Of course, as a DC reader and a Flash fan, it would be virtually impossible to avoid Flashpoint. I’m reading the main series and six of the tie-in miniseries. Of those, the ones I’m enjoying the most are Frankenstein and the Creatures of the Unknown, Kid Flash Lost, and Citizen Cold. The first issue of Frankenstein is crazy World-War II action featuring the Frankenstein monster and lawyer-friendly versions of Dracula, the Wolfman, and the Creature from the Black Lagoon, and features Frankenstein personally killing Adolf Hitler with a sword. It’s hard to go wrong with that. Citizen Cold feels like a return to the glory days of the Geoff Johns/Scott Kolins run on The Flash, only with everything shifted around to make Captain Cold the protagonist. It’s interesting to see how little has changed in Central/Keystone City when the rest of the world is vastly different. Kid Flash Lost feels more like a continuation of The Flash Vol.3 than Flashpoint does, except better. It’s faster paced, despite the fact that the main character has lost his speed for the duration. It manages to justify some of the odd choices from “The Road to Flashpoint” that just came out of nowhere. Most importantly, Sterling Gates really understands Bart Allen’s personality in a way that I never really saw in Geoff Johns’ Teen Titans or Flash runs (though there were glimpses of him in Final Crisis: Legion of Three Worlds).
As for Flashpoint itself, it continues to remind me a lot of Geoff Johns’ first Flash story, Wonderland. The first two issues didn’t really grab me, but things are picking up with the third as it moves beyond exposition and into rising action. Maybe it’s just me, but in a five-issue miniseries, shouldn’t you be done with setup in the first issue, not half-way through the third?

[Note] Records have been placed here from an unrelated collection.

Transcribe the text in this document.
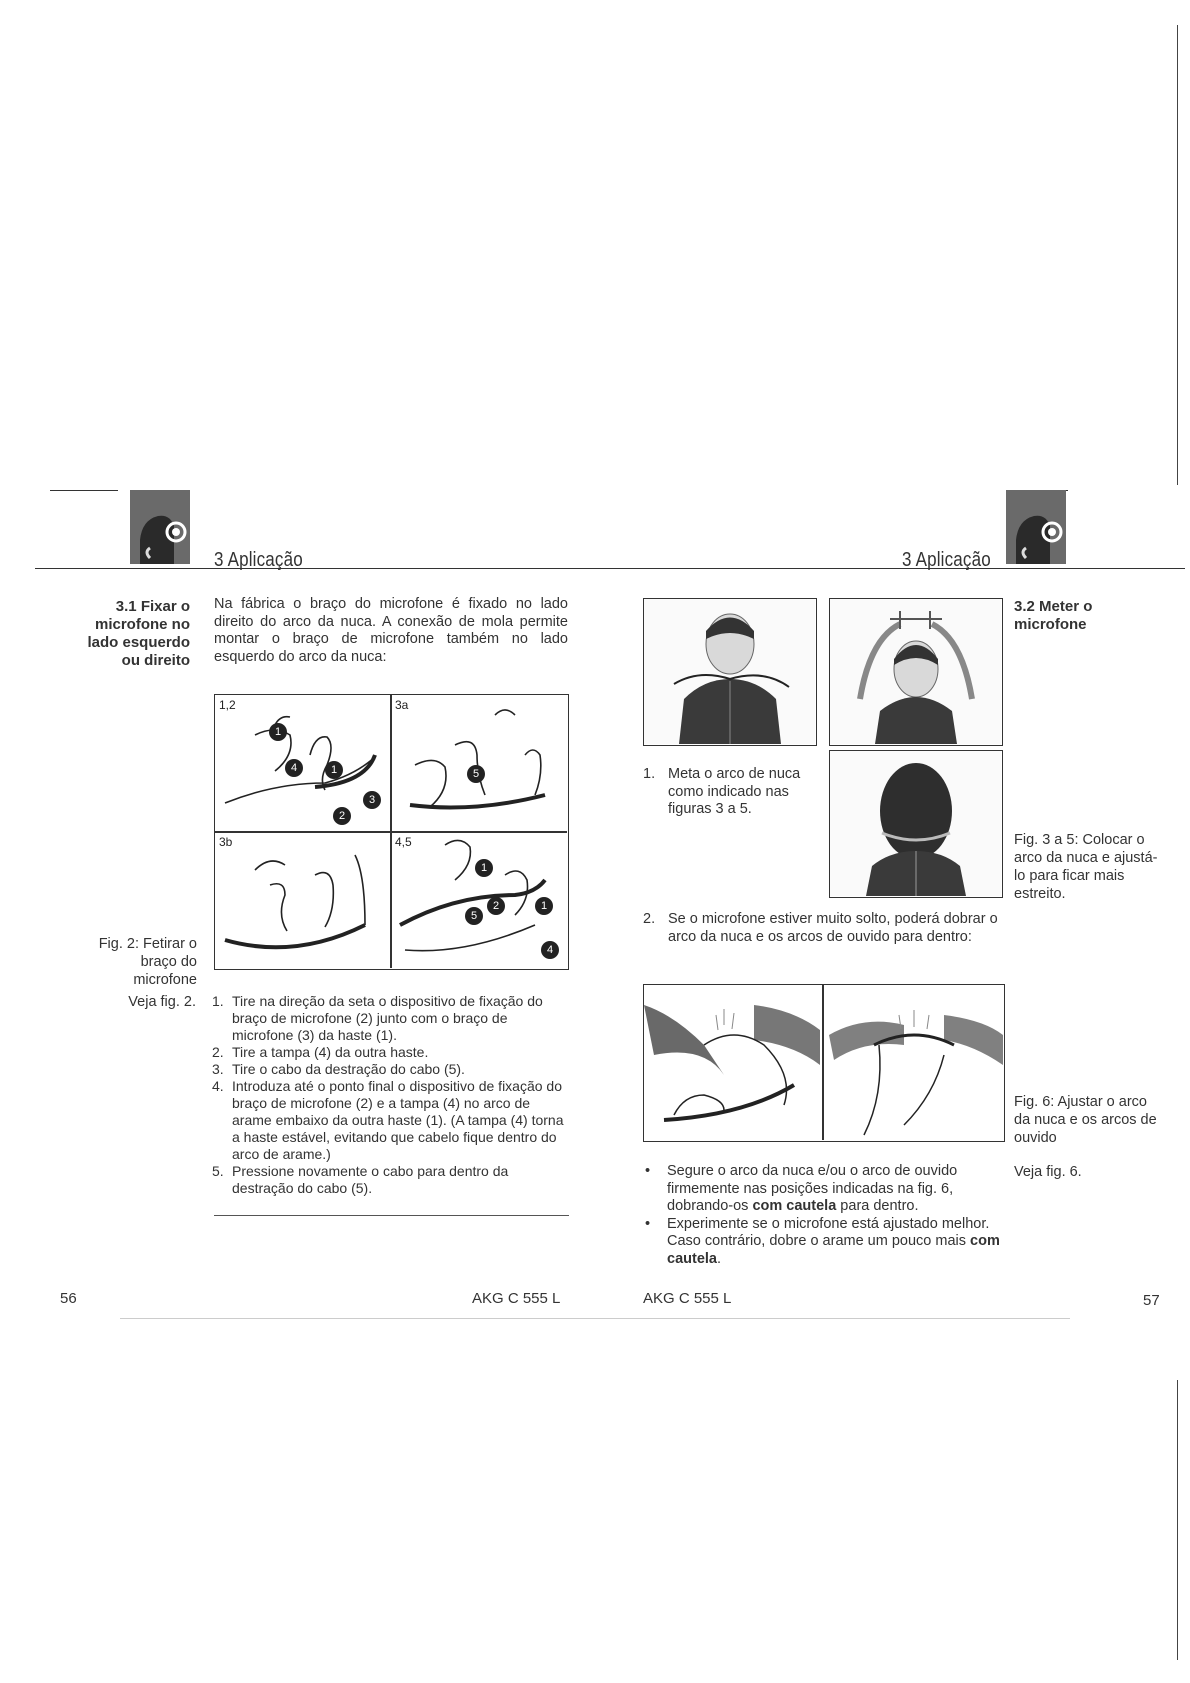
3 Aplicação	3 Aplicação
3.1 Fixar o
microfone no
lado esquerdo
ou direito
Na fábrica o braço do microfone é fixado no lado direito do arco da nuca. A conexão de mola permite montar o braço de microfone também no lado esquerdo do arco da nuca:
1,2	3a
3b	4,5
1
4	1
3
2
5
1
2
5
1
4
Fig. 2: Fetirar o braço do microfone
Veja fig. 2. 1. Tire na direção da seta o dispositivo de fixação do braço de microfone (2) junto com o braço de microfone (3) da haste (1).
2. Tire a tampa (4) da outra haste.
3. Tire o cabo da destração do cabo (5).
4. Introduza até o ponto final o dispositivo de fixação do braço de microfone (2) e a tampa (4) no arco de arame embaixo da outra haste (1). (A tampa (4) torna a haste estável, evitando que cabelo fique dentro do arco de arame.)
5. Pressione novamente o cabo para dentro da destração do cabo (5).
3.2 Meter o
microfone
1. Meta o arco de nuca como indicado nas figuras 3 a 5.
Fig. 3 a 5: Colocar o arco da nuca e ajustá-lo para ficar mais estreito.
2. Se o microfone estiver muito solto, poderá dobrar o arco da nuca e os arcos de ouvido para dentro:
Fig. 6: Ajustar o arco da nuca e os arcos de ouvido
Veja fig. 6.
• Segure o arco da nuca e/ou o arco de ouvido firmemente nas posições indicadas na fig. 6, dobrando-os com cautela para dentro.
• Experimente se o microfone está ajustado melhor. Caso contrário, dobre o arame um pouco mais com cautela.
56	AKG C 555 L	AKG C 555 L	57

Other comics I’ve read recently: Farscape is moving toward the conclusion of its year-long story about the invasion of the Uncharted Territories. It still feels a bit too much like New Jedi Order, with the arrival of an unbeatable enemy and the wholesale demolition of large chunks the universe that had been built up by four years of the TV series, but it’s continuing to hold my interest. And Tiny Titans #41, the All-Flash issue, was a welcome counterpart to the grimness of Flashpoint: Legion of Doom and Grodd of War.
It’s easy enough to only buy the parts [of Flashpoint] that look interesting. If that means all of them, fine. If that means none of them, it’s really easy. If that means somewhere in between, cool.